Mais comment mesure-t-on quelque chose d’aussi difficile à saisir que la «fatigabilité cognitive»? L’idée s’inspire en partie de la physiologie musculaire. Pour déterminer si un muscle se fatigue, on peut demander à la personne de produire un effort et observer comment sa performance diminue au fil du temps. On peut aussi comparer une performance avant un effort avec celle après l’effort.
«Imaginez une personne qui doit sprinter sur 400 m. Elle atteint une certaine vitesse au début, puis celle-ci baisse progressivement.
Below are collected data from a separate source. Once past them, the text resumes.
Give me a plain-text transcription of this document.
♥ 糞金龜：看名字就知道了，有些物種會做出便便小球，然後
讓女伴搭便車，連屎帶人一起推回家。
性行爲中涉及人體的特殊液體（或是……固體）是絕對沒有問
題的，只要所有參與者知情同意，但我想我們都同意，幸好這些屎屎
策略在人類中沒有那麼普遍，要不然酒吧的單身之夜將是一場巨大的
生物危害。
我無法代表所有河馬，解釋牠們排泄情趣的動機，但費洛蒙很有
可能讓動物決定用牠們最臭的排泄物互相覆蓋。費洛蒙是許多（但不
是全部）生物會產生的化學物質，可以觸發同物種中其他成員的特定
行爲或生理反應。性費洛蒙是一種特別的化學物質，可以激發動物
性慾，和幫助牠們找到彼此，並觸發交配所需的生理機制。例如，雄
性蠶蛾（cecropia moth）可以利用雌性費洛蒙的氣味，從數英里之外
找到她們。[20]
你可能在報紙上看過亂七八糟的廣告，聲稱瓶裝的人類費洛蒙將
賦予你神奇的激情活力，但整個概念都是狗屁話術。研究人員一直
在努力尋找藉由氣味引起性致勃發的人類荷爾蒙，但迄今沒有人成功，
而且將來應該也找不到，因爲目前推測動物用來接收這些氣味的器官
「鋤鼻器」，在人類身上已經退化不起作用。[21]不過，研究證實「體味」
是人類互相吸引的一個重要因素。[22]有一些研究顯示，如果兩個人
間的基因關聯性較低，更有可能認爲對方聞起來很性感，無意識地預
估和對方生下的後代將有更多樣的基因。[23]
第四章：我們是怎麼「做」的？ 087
Cette diminution constitue un indice de fatigabilité», illustre Giorgio Varesco.
Le principe peut être transposé, poursuit le chercheur, au domaine cognitif, mais avec beaucoup plus de précautions: effectuer une tâche à plusieurs reprises ou comparer les résultats avant et après une période d’effort permet de voir si certaines capacités diminuent.
La comparaison n’est toutefois pas parfaite, le cerveau étant beaucoup plus complexe. Lorsqu’une personne répond à un stimulus visuel ou auditif, une foule de processus se déroulent entre la perception du stimulus et la réponse finale. Les chercheurs n’observent donc qu’une partie de ce qui se passe.
Une mesure importante
Ultimement, les résultats de cette étude pourraient ouvrir la voie à l’intégration de tâches cognitives dans les routines de suivi des athlètes, permettant ainsi aux entraîneurs de mieux percevoir les surcharges ou les troubles liés à l’altitude susceptibles d’augmenter le risque d’erreurs techniques et de blessures.
«Le cerveau est aussi un outil de performance, indique Giorgio Varesco. Même dans des sports qui semblent essentiellement physiques, les athlètes doivent constamment prendre des décisions: ajuster leur rythme, interpréter leur environnement, réagir à une situation imprévue ou intégrer les consignes de leur entraîneur. Dans le ski de bosses, où les mouvements s’enchaînent à grande vitesse, une baisse de l’attention peut avoir des conséquences particulièrement importantes.»
Une méthode suffisamment fiable pourrait donc permettre aux entraîneurs de vérifier l’état cognitif d’un athlète avant une séance, voire au cours d’une journée d’entraînement, et de détecter les moments où il serait préférable de réduire la charge ou d’éviter une situation à risque.
Quand le cerveau change d’air
À Tignes, les athlètes peuvent dormir à une altitude de 2000 m et s’entraîner jusqu’à environ 3400 m. Si cette altitude n’est pas considérée comme extrême, elle suffit à provoquer une série d’adaptations dans l’organisme.
La première explication qui vient à l’esprit est simple: en altitude, il y a moins d’oxygène disponible. Mais la réaction du corps va plus loin qu’une simple diminution de l’oxygène qui se rend au cerveau, explique Giorgio Varesco.
Dès l’arrivée en altitude, l’organisme met en place différents mécanismes d’adaptation, entre autres sur les plans cardiovasculaire et respiratoire. Des changements surviennent aussi dans le fonctionnement du cerveau et dans la régulation de certains neurotransmetteurs. L’ensemble de ces adaptations peut influencer le sommeil, la performance et les fonctions cognitives.
«Pendant certaines phases du sommeil, la respiration peut devenir moins régulière et la quantité d’oxygène dans le sang fluctuer davantage. On observe que ces fluctuations sont plus marquées au début des séjours en altitude, avant que le corps ait retrouvé un certain équilibre», ajoute le chercheur.
Un sommeil moins réparateur peut ensuite se répercuter sur la journée suivante. La fatigue n’est donc pas nécessairement attribuable à un seul facteur: l’altitude, le voyage, le décalage horaire, le stress et l’accumulation des entraînements peuvent tous contribuer au problème.